Now let there be $n > 1$ entities chasing after one another in a circle like fashion. At the beginning they shall be positioned at the vertices of a regular polygon with $n$ edges.

This set up is symmetric to a rotation of $2π/n$. So the $n$ solution paths will also be symmetric in this manner. Let the centre of the rotation be the centre of an Cartesian coordinate system. Choose a single entity and name its path $φ: ℝ \ni t ↦ φ(t) \in ℝ^2$ with polar coordinates $α: ℝ → ℝ$ and $r: ℝ → ℝ$ such that $φ = r(\cos α, \sin α)$.

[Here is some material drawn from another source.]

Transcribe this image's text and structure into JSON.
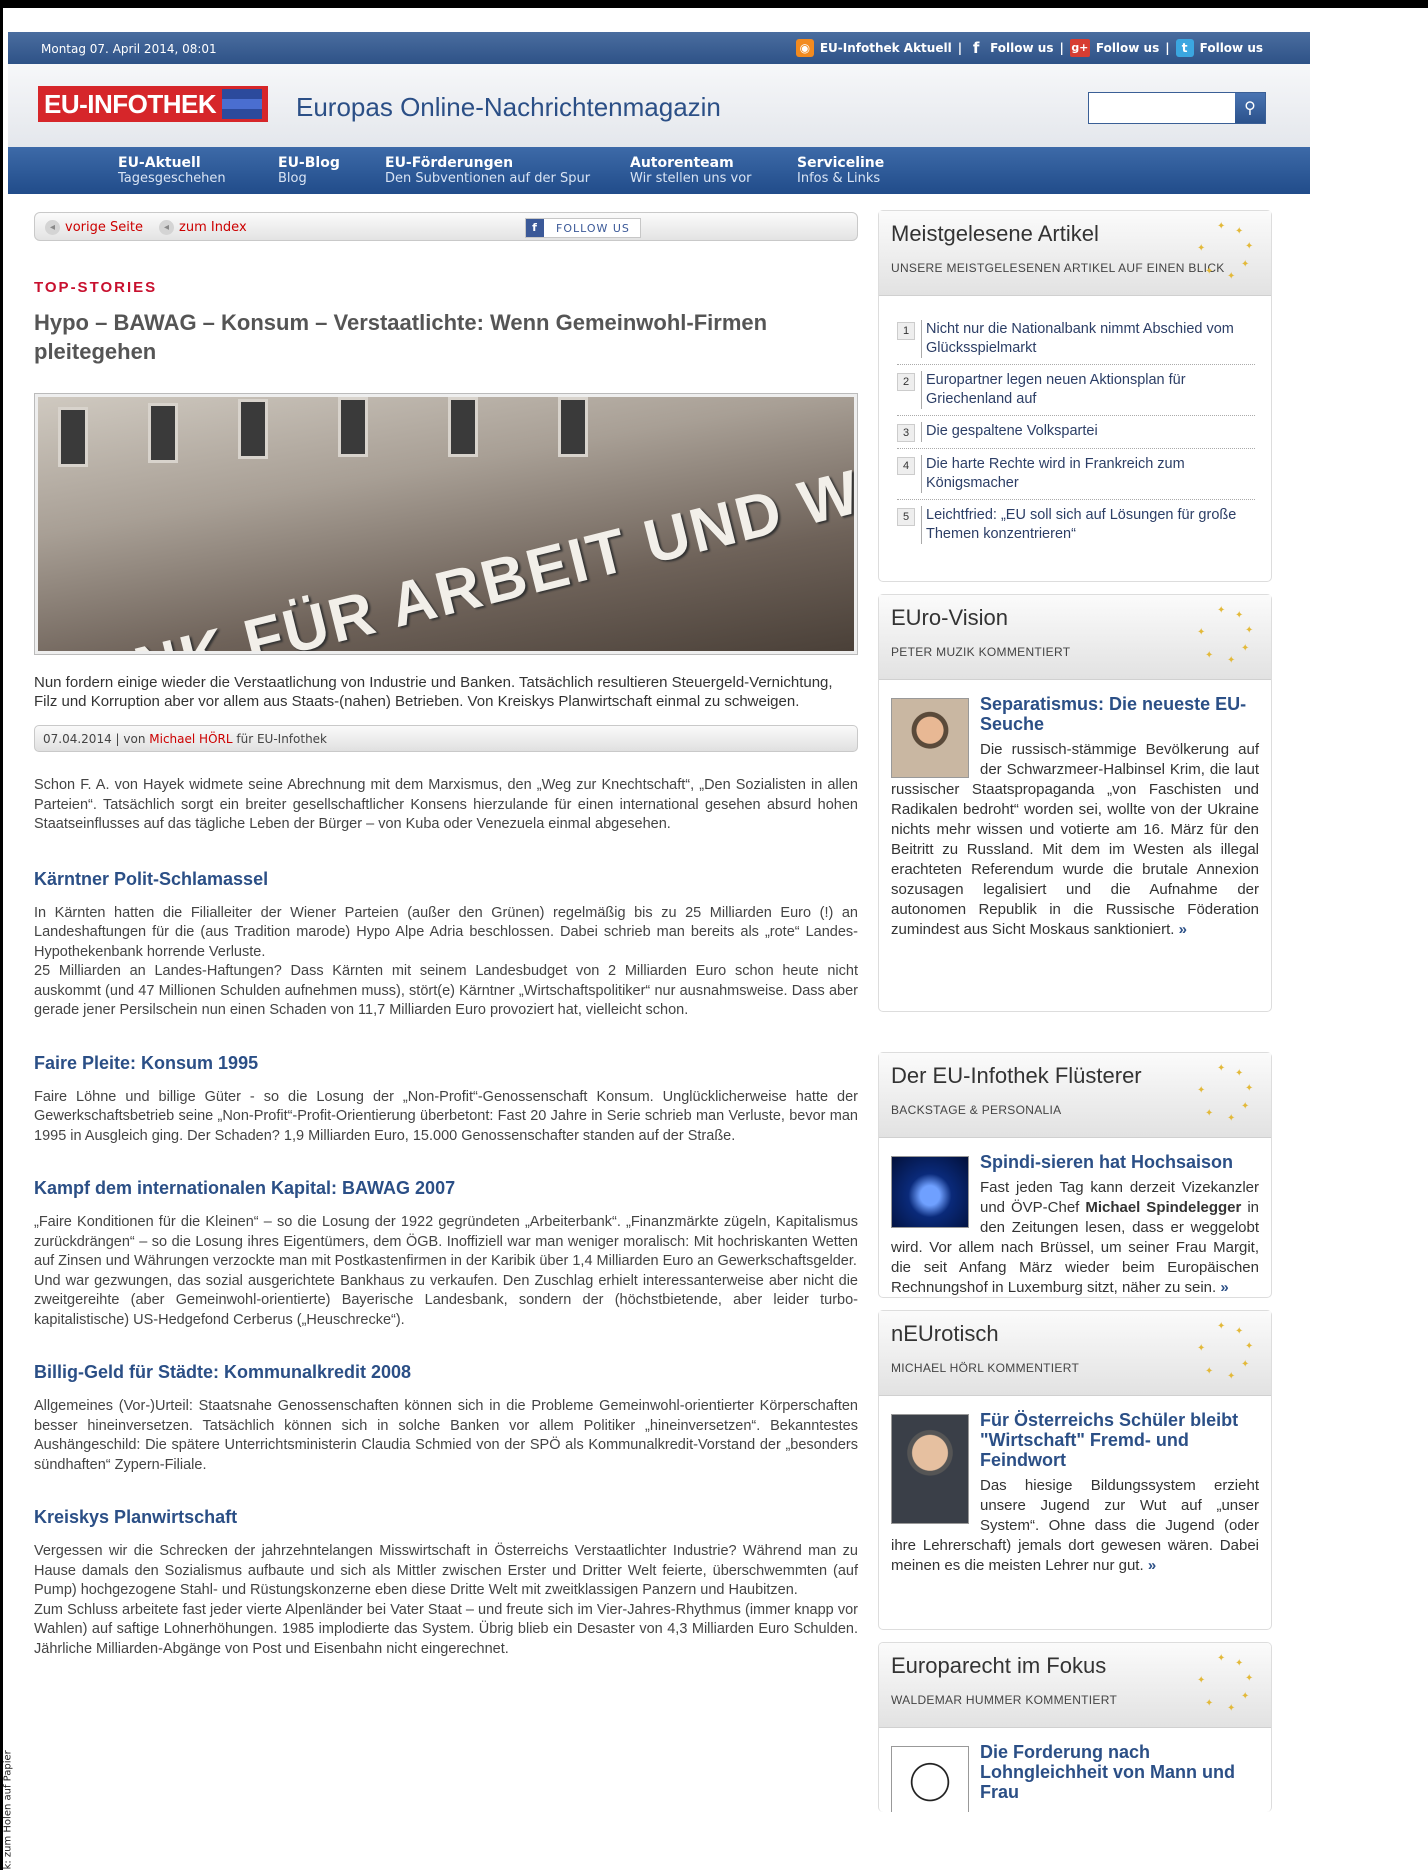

The centre, the position of the entity, $φ(t)$, and the position of the next entity, $φ(t)$ rotated by $2π/n$ (say $R_nφ(t)$), form an isosceles triangle. The entity is moving in the direction from $φ(t)$ to $R_nφ(t)$. So the angle between the vectors $φ(t)$ and $φ'(t)$ is $$2π/n + \frac{π - 2π/n}{2} = π\frac{2/n + 1}{2} = π(\frac1n + \frac12)$$ This means $$⟨φ', φ⟩ = ||φ'||\cdot||φ||\cos π(\frac1n+\frac12) ≕ ||φ'||\cdot||φ||\cdot C$$ where $-1≤C<0$. Now $$2⟨φ', φ⟩ = ⟨φ, φ⟩' = (||φ||^2)' = 2||φ||\cdot||φ||'$$ so that $$ ||φ||' = C||φ'||$$ This velocity is assumed to be constant $||φ'|| ≕ v > 0$. Together with the above we get $r' = Cv$. So $r = r_0 + Cvt$. Using the polar coordinates we calculate $$φ' = r'(\cos α, \sin α) + rα'(-\sin α, \cos α)$$ The two summands of $φ'$ are orthogonal so $$v = ||φ'|| = -r' + rα' = -Cv + rα'$$ This in turn gives us $$α' = \frac{v(1+C)}{r} = \frac{v(1+C)}{r_0 + Cvt}$$ if $C > -1$, i.e. $n > 2$ $$α = \frac{v(1+C)}{Cv}\ln r = (\frac1C+1)\ln r\\r = \exp\left(\frac{α}{\frac1C+1}\right)$$ when we start at $α_0 = 0$. For $n=2$ we have $C=-1, α' = 0$ and $α$ is constant.